Dienstag, 05.09.17 Petrosani – Tetila – Novaci – Urdelepass – Obarsia Lotrului – Valea Macesului – Brezoi – Calemanesti – Talmesch – Sibiu/Hermannstadt (311 km)
Wir sind gegen acht Uhr aufgestanden und haben uns fertig gemacht. Dann noch einen Kaffee zum Frühstück getrunken, anschließend haben wir Abschied vom gemütlichen Haus genommen. Pünktlich um neun war unsere Vermieterin zwecks Übergabe zur Stelle. Ein kurzes bye-bye und Drum Bun und los gings, zunächst den Berg runter und dann nach Petrosani um zu Tanken und dann noch ein kleines Frühstück zu uns zu nehmen.
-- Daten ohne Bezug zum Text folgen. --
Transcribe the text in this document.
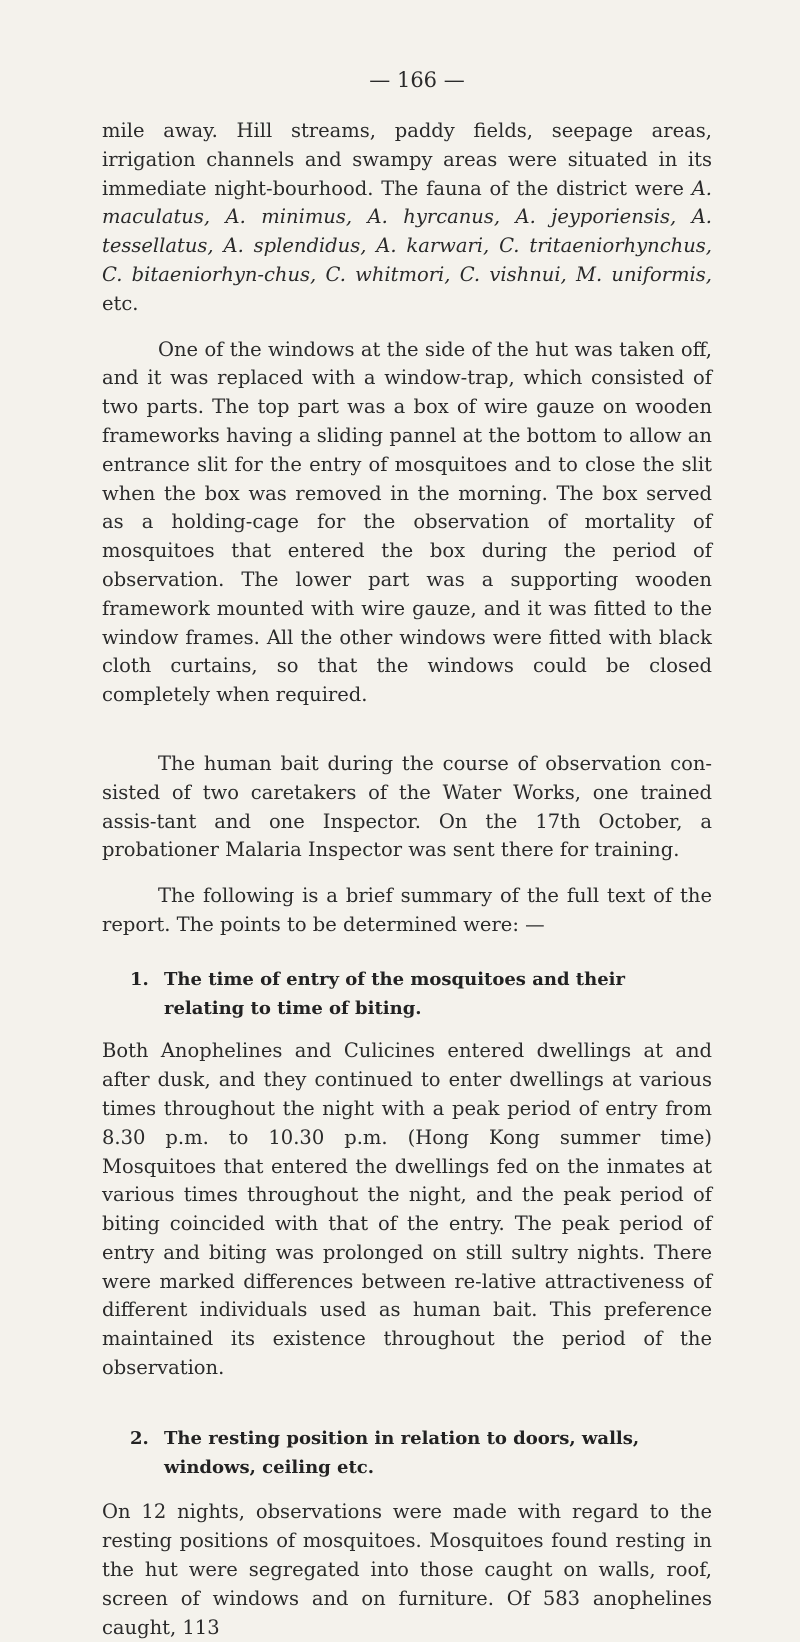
— 166 —

mile away. Hill streams, paddy fields, seepage areas, irrigation channels and swampy areas were situated in its immediate night-bourhood. The fauna of the district were A. maculatus, A. minimus, A. hyrcanus, A. jeyporiensis, A. tessellatus, A. splendidus, A. karwari, C. tritaeniorhynchus, C. bitaeniorhyn-chus, C. whitmori, C. vishnui, M. uniformis, etc.

One of the windows at the side of the hut was taken off, and it was replaced with a window-trap, which consisted of two parts. The top part was a box of wire gauze on wooden frameworks having a sliding pannel at the bottom to allow an entrance slit for the entry of mosquitoes and to close the slit when the box was removed in the morning. The box served as a holding-cage for the observation of mortality of mosquitoes that entered the box during the period of observation. The lower part was a supporting wooden framework mounted with wire gauze, and it was fitted to the window frames. All the other windows were fitted with black cloth curtains, so that the windows could be closed completely when required.

The human bait during the course of observation con-sisted of two caretakers of the Water Works, one trained assis-tant and one Inspector. On the 17th October, a probationer Malaria Inspector was sent there for training.

The following is a brief summary of the full text of the report. The points to be determined were: —

1. The time of entry of the mosquitoes and their
relating to time of biting.

Both Anophelines and Culicines entered dwellings at and after dusk, and they continued to enter dwellings at various times throughout the night with a peak period of entry from 8.30 p.m. to 10.30 p.m. (Hong Kong summer time) Mosquitoes that entered the dwellings fed on the inmates at various times throughout the night, and the peak period of biting coincided with that of the entry. The peak period of entry and biting was prolonged on still sultry nights. There were marked differences between re-lative attractiveness of different individuals used as human bait. This preference maintained its existence throughout the period of the observation.

2. The resting position in relation to doors, walls,
windows, ceiling etc.

On 12 nights, observations were made with regard to the resting positions of mosquitoes. Mosquitoes found resting in the hut were segregated into those caught on walls, roof, screen of windows and on furniture. Of 583 anophelines caught, 113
Danach gings los grobe Richtung Targu Jiu, wir wollen heute über die Transalpina nach Sibiu/Hermannstadt. Kurz hinter Petrosani fing die Strecke schon richtig gut an, die hier durch den Nationalpark Difileul Jiului führt. Eine gut ausgebaute kurvige Straße durch ein enges Tal entlang eines wilden Gebigsflusses. So macht der Start in den Tag auf dem Mopped Spaß!
Das ging so gut eine Stunde bis wir auf eine Hochebene kamen. Sie sah auf den ersten Blick normal aus, aber beim genaueren Hinsehen konnte man Spuren eines Tagebaus sehen. Kohle wird es eher nicht gewesen sein, ich würde auf Kiesabbau tippen.
Nach wenigen Kilometern ging es bei Tetila dann links ab und wir folgten einer kleinen Straße durch hügeliges Kulturland Richtung Novaci. Hier sahen wir auch zum ersten Mal kleine Dörfer, die überwiegend von Sinti oder Roma bewohnt wurden. Meist waren die Häuser eher ungepflegt und auch die Grundstücke waren nicht wirklich präsentabel. Dazwischen immer wieder recht prächtige Neubauten im „Zuckerbäckerstil“. Die bisher durchfahrenen Dörfer Rumäniens wirkten dagegen deutlich ordentlicher und sauberer. Bald änderte sich das Bild und die Dörfer sahen wieder deutlich besser aus. Auch die Kleidung der Menschen wirkte ordentlicher.
Dann kam die Abzweigung zur Transalpina, die Berge waren schon deutlich zu sehen und es schnell begann der Aufstieg. Schön geschwungene Kurven und guter Asphalt führten uns nach oben. Dazu ein strahlend blauer Himmel und gute Sucht über die Berge und die weite Ebene in unserem Rücken: die Walachei! Höhenmäßig nicht unbedingt spektakulär aber von der Anlage und dem Drumherum mehr als auf Augenhöhe mit den Alpenpässen! Fahrerisch angenehm anspruchsvoll genug aber doch noch so, dass man immer wieder das Auge über die schöne Landschaft schweifen lassen konnte.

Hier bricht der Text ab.